In a world shaped by cascading crises—climate change, pandemics, conflict, supply chain disruptions—countries need trade systems that are not only efficient but also resilient and prepared for shocks. The Alliance works with governments and businesses to strengthen the systems that keep trade flowing. These reforms do more than improve competitiveness: they directly support national priorities in public health, food security, disaster response, and sustainability.
Public Health
More than two billion people still lack access to essential medicines. The Alliance helps countries unblock border bottlenecks for critical products through digitalisation, smarter risk management, and better coordination between regulators, Customs, and health agencies.

Food Security
One in ten people worldwide experiences hunger, and nearly a third of the global population faces food insecurity. The Alliance helps governments modernise agri-food trade processes so perishable goods can cross borders quickly, safely, and predictably.

Climate Action
Transport and logistics account for nearly 30% of global CO₂ emissions. By digitalising procedures and reducing redundancies, the Alliance helps shrink the carbon footprint of global supply chains, showing that improving trade and cutting emissions can go hand in hand.

Disaster Preparedness
Countries need reliable, agile border procedures to move critical goods quickly especially when disasters strike.

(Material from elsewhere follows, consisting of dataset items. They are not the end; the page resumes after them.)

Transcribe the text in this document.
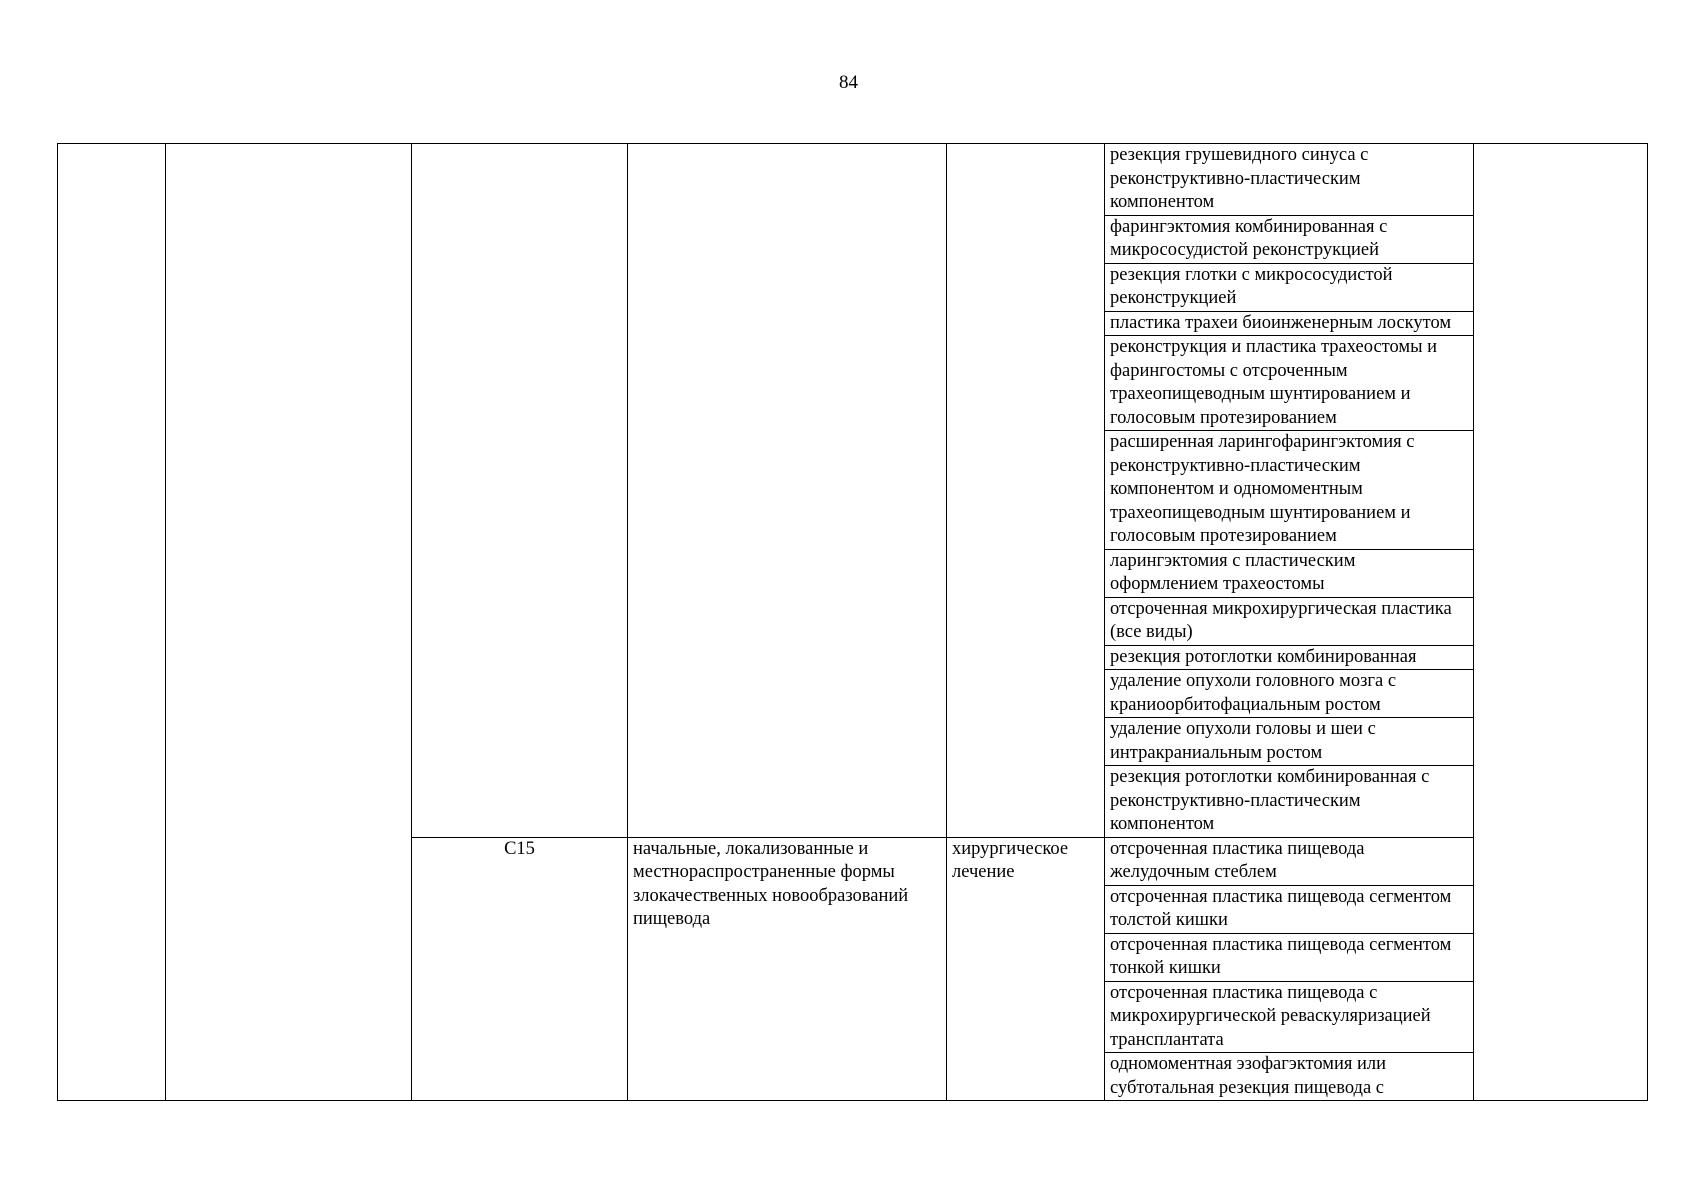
84
					резекция грушевидного синуса с реконструктивно-пластическим компонентом	
					фарингэктомия комбинированная с микрососудистой реконструкцией	
					резекция глотки с микрососудистой реконструкцией	
					пластика трахеи биоинженерным лоскутом	
					реконструкция и пластика трахеостомы и фарингостомы с отсроченным трахеопищеводным шунтированием и голосовым протезированием	
					расширенная ларингофарингэктомия с реконструктивно-пластическим компонентом и одномоментным трахеопищеводным шунтированием и голосовым протезированием	
					ларингэктомия с пластическим оформлением трахеостомы	
					отсроченная микрохирургическая пластика (все виды)	
					резекция ротоглотки комбинированная	
					удаление опухоли головного мозга с краниоорбитофациальным ростом	
					удаление опухоли головы и шеи с интракраниальным ростом	
					резекция ротоглотки комбинированная с реконструктивно-пластическим компонентом	
		C15	начальные, локализованные и местнораспространенные формы злокачественных новообразований пищевода	хирургическое лечение	отсроченная пластика пищевода желудочным стеблем	
					отсроченная пластика пищевода сегментом толстой кишки	
					отсроченная пластика пищевода сегментом тонкой кишки	
					отсроченная пластика пищевода с микрохирургической реваскуляризацией трансплантата	
					одномоментная эзофагэктомия или субтотальная резекция пищевода с	
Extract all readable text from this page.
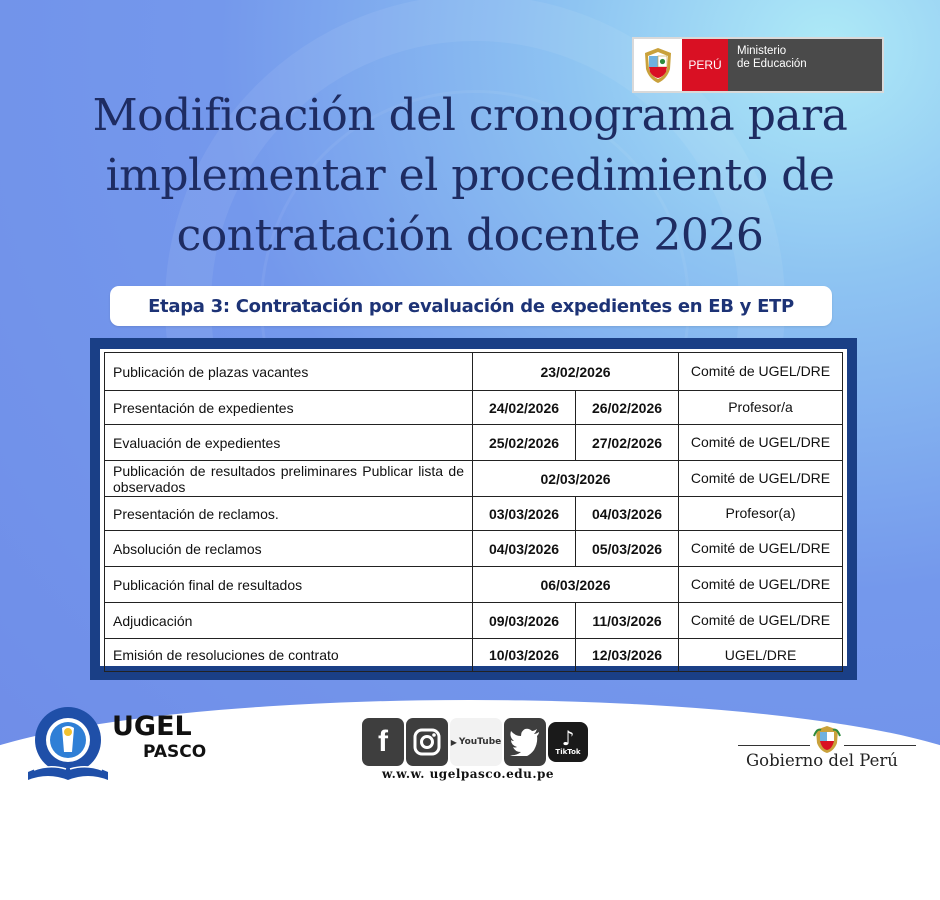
PERÚ
Ministerio
de Educación
Modificación del cronograma para
implementar el procedimiento de
contratación docente 2026
Etapa 3: Contratación por evaluación de expedientes en EB y ETP
Publicación de plazas vacantes	23/02/2026		Comité de UGEL/DRE
Presentación de expedientes	24/02/2026	26/02/2026	Profesor/a
Evaluación de expedientes	25/02/2026	27/02/2026	Comité de UGEL/DRE
Publicación de resultados preliminares Publicar lista de observados	02/03/2026		Comité de UGEL/DRE
Presentación de reclamos.	03/03/2026	04/03/2026	Profesor(a)
Absolución de reclamos	04/03/2026	05/03/2026	Comité de UGEL/DRE
Publicación final de resultados	06/03/2026		Comité de UGEL/DRE
Adjudicación	09/03/2026	11/03/2026	Comité de UGEL/DRE
Emisión de resoluciones de contrato	10/03/2026	12/03/2026	UGEL/DRE
UGEL
PASCO	f	▶ YouTube	♪
TikTok
w.w.w. ugelpasco.edu.pe
Gobierno del Perú
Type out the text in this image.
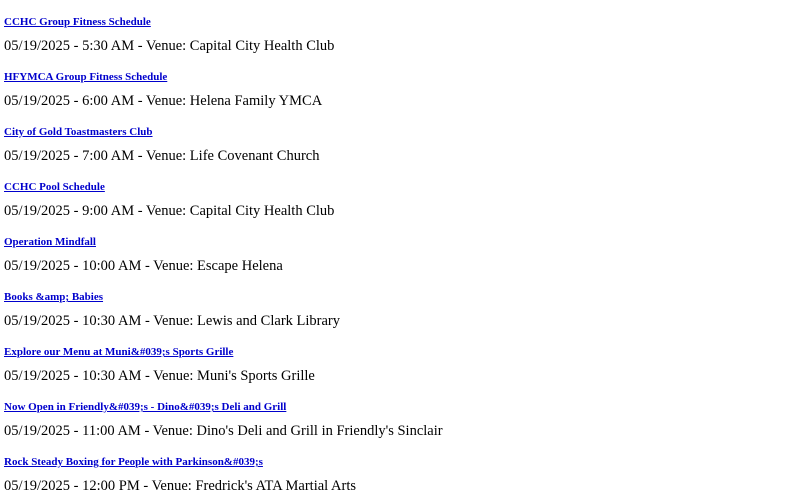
CCHC Group Fitness Schedule
05/19/2025 - 5:30 AM - Venue: Capital City Health Club
HFYMCA Group Fitness Schedule
05/19/2025 - 6:00 AM - Venue: Helena Family YMCA
City of Gold Toastmasters Club
05/19/2025 - 7:00 AM - Venue: Life Covenant Church
CCHC Pool Schedule
05/19/2025 - 9:00 AM - Venue: Capital City Health Club
Operation Mindfall
05/19/2025 - 10:00 AM - Venue: Escape Helena
Books &amp; Babies
05/19/2025 - 10:30 AM - Venue: Lewis and Clark Library
Explore our Menu at Muni&#039;s Sports Grille
05/19/2025 - 10:30 AM - Venue: Muni's Sports Grille
Now Open in Friendly&#039;s - Dino&#039;s Deli and Grill
05/19/2025 - 11:00 AM - Venue: Dino's Deli and Grill in Friendly's Sinclair
Rock Steady Boxing for People with Parkinson&#039;s
05/19/2025 - 12:00 PM - Venue: Fredrick's ATA Martial Arts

Trade facilitation reforms strengthen national resilience and keep borders functioning when systems are under stress.

Key Figures
In 2025, we successfully completed a range of projects, including some initiatives that were suspended following a Stop Work Order from the U.S. Department of State.

In 2025, the Alliance significantly expanded its reach and impact through new donor partnerships, regional programmes and a growing humanitarian collaboration—strengthening supply chains, accelerating digitalisation, and advancing inclusive and sustainable trade in some of the world’s most challenging contexts.